On the 175th anniversary, the February 1, 1995 issue featured a photograph of Volume 1 from 1820, a brief history and three classic articles were critiqued by contemporary scholars:
  • Leo Buerger "Thrombo-angiitis Obliterans: A Study of the Vascular Lesions Leading to Presenile Spontaneous Gan-grene," 136 (1908); critiqued by David A. Cutler and Marschall S. Runge of the University of Texas Medical Branch at Galveston
  • E. Libman and H. L. Celler's "The Etiology of Subacute Infectious Endocarditis," - critiqued by Edward Hook Jr., of the University of Virginia
  • Norman M. Keith, Henry P. Wagener and Nelson W Barker's "Some Different Types of Essential Hypertension and the Cause and Prognosis," critiqued by Harriet Dustan of the University of Alabama at Birmingham.

Regarding these critiques, Martinez-Maldonado said:

Modern journal

The American Journal of the Medical Sciences is currently published monthly by Lippincott Williams & Wilkins.

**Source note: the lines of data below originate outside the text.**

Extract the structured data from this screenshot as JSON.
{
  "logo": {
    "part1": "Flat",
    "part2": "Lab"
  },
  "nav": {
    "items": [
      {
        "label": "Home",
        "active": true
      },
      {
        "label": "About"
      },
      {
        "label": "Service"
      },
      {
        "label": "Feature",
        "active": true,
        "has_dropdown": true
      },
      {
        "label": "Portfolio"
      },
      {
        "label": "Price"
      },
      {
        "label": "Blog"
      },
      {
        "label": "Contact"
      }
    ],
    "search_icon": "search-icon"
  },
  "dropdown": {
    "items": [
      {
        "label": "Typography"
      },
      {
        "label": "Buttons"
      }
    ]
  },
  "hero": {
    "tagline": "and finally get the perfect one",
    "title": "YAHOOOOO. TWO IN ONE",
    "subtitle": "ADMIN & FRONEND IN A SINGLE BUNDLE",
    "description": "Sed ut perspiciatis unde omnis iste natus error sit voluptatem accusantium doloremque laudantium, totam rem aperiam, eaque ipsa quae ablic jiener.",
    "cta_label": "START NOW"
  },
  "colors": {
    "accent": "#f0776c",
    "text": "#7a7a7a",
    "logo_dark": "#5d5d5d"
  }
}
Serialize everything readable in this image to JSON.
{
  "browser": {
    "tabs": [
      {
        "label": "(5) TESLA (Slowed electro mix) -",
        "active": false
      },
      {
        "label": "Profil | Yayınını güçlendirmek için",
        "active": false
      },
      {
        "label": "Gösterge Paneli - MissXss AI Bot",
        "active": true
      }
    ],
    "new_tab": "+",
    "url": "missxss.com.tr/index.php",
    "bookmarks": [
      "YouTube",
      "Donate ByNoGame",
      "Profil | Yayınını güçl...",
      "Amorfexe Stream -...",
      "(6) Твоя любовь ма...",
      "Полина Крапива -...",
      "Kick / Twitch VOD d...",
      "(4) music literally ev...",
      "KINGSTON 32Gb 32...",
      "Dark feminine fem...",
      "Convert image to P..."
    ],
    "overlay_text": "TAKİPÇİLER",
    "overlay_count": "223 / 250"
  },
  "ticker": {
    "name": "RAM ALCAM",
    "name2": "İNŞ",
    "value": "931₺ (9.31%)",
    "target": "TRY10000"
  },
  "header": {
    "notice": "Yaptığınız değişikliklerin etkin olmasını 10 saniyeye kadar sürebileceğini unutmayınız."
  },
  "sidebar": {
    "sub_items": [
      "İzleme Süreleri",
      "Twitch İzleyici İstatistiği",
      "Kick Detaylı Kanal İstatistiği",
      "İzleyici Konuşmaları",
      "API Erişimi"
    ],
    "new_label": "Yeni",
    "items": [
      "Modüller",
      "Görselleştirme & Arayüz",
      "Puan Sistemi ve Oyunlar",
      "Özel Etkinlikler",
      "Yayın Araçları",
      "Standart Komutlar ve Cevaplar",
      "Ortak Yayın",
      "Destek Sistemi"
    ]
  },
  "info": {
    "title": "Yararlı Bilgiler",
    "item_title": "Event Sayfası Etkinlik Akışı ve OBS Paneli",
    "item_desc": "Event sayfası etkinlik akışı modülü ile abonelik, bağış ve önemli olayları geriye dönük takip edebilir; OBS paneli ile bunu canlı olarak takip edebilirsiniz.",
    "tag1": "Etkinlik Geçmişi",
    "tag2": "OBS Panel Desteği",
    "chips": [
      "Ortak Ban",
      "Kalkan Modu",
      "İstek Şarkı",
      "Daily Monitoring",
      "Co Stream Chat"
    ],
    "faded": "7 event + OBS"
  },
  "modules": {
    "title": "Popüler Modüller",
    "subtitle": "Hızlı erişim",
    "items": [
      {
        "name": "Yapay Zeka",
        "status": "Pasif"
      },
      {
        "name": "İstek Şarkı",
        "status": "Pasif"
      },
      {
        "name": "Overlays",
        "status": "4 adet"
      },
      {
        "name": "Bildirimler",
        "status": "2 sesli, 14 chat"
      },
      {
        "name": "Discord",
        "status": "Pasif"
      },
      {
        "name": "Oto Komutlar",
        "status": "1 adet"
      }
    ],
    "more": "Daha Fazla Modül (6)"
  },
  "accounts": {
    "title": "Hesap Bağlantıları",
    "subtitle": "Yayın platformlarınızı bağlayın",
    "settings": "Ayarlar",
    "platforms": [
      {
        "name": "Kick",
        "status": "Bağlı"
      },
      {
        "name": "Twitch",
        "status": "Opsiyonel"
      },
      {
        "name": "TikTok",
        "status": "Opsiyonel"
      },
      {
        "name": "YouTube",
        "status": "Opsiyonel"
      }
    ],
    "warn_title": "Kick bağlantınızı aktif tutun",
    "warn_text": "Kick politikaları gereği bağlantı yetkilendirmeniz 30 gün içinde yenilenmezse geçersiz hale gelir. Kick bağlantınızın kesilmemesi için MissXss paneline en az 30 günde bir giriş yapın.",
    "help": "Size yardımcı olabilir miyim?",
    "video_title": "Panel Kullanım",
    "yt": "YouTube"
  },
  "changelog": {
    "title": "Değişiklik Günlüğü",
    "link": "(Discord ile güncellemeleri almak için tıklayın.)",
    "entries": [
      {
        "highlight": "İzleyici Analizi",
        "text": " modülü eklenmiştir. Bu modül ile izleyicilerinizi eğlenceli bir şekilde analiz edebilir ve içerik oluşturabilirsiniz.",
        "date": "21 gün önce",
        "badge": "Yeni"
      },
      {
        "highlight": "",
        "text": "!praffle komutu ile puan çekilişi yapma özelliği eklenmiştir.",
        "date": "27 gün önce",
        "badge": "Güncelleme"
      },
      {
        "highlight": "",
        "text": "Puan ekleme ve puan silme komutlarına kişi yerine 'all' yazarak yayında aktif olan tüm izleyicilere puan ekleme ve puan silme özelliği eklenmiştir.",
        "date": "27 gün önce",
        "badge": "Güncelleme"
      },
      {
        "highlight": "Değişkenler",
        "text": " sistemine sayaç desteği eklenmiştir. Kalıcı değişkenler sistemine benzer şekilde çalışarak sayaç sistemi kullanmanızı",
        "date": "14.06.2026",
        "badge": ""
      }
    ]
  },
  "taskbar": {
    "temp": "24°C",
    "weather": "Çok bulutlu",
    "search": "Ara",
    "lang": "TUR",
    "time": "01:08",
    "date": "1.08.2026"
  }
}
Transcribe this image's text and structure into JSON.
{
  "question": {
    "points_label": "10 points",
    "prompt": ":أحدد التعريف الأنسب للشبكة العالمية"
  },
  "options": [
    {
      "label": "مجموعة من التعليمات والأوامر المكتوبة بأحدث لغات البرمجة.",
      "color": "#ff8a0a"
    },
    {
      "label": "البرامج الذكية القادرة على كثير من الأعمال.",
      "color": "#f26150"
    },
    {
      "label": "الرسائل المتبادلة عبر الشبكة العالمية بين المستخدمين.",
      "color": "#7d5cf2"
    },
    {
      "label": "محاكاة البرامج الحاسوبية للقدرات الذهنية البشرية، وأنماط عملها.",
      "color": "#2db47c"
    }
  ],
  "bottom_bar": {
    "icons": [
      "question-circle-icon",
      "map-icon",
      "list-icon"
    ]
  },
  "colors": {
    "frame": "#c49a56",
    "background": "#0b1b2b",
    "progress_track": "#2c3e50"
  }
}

The 2006 impact factor was 1.355, with a rank of 41st of 103 medical journals. As of 2007, the Editor-in-Chief is David W. Ploth (Charleston, South Carolina, USA).

Notable contributors, notable articles

  • Henry Jacob Bigelow. "Dr. Harlow's case of Recovery from the passage of an Iron Bar through the Head." 20:13-22 (1850). This was only the second significant article published on Phineas Gage and his 1848 accident, but the first to create significant awareness of the case, thanks to the American Journal's prominence. (The first article on Gage, by Dr. John Martyn Harlow himself, had appeared in 1848 in the Boston Medical & Surgical Journal, at the time arguably a less visible publication—though it is now the New England Journal of Medicine.)